Time’s up. Now I have to figure out what sort of illustration will fit this bizarre post.

If you can find anything above to comment on … have at it. Please.

*Shortly after I wrote this, I received an invitation to join Google+ … now, will someone explain the circle thing to me?

So, what’s the deal with Facebook Pages?

I have a Facebook Page as an Author. I don’t know what I’m supposed to do with it. Not everyone who’s clicked to LIKE it follows me on Twitter or reads this blog, but a good many of them do. I expect some days when I actively participate in social media, they get tired of seeing my avatar pop up on their screens.
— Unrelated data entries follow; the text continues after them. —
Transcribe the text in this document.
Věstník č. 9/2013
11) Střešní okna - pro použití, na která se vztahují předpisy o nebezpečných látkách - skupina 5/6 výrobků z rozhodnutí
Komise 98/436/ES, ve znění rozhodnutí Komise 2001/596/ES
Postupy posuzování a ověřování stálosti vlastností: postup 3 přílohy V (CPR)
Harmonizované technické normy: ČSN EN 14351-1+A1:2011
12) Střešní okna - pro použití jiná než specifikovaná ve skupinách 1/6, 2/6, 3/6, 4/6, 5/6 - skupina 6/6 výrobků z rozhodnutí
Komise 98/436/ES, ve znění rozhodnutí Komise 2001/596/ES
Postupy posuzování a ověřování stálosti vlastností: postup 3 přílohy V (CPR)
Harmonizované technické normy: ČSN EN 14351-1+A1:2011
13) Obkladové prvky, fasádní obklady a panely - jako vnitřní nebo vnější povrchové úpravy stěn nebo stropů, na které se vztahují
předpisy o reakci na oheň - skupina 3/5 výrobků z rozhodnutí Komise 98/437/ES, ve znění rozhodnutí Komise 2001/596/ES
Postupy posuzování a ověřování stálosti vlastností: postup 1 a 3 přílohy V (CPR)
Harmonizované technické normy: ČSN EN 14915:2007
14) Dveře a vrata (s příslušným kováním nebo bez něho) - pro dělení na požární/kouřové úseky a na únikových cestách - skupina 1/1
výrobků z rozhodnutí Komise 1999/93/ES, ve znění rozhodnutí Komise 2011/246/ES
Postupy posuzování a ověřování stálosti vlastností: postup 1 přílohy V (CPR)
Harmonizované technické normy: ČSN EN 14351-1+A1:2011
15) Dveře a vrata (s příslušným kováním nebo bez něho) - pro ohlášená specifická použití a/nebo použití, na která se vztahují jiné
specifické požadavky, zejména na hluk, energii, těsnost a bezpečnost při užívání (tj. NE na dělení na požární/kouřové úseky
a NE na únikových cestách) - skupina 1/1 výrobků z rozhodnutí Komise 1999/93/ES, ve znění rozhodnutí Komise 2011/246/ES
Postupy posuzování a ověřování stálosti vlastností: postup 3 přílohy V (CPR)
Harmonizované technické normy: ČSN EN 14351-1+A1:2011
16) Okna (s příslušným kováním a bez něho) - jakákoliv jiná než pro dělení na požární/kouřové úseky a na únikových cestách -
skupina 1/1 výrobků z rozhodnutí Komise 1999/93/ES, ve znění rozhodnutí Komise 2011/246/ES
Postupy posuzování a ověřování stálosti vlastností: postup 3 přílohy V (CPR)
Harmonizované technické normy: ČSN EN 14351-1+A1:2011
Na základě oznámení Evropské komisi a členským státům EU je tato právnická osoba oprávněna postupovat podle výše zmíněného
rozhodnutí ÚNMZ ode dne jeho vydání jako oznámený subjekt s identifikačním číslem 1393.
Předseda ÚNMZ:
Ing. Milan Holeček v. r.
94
Like my Facebook page!I’m not naturally a pushy person. In gatherings, I prefer to sit quietly and listen. Though, I confess, if you start an interesting conversation with me, you might have trouble shutting me up. But I’m an Author now. Part of my job is to interact. So, I have a Facebook Page. I don’t know what I’m supposed to do with it.

This is different from my personal Facebook account, where I feel free to post silliness. As an Author, I think should be more dignified. I channel links to my blog posts there and comment about my writing progress. Those are fine, but here are some examples of what my Likers also saw as “status” updates this month:

Lays Limón chips should be classified as an addictive substance.

It’s hard to type with a 2nd degree hot glue burn on my index finger.

We are having an honest to God gully-washing thunderstorm! In June! If you lived where I do, you’d know how freaky that is! LOVE IT!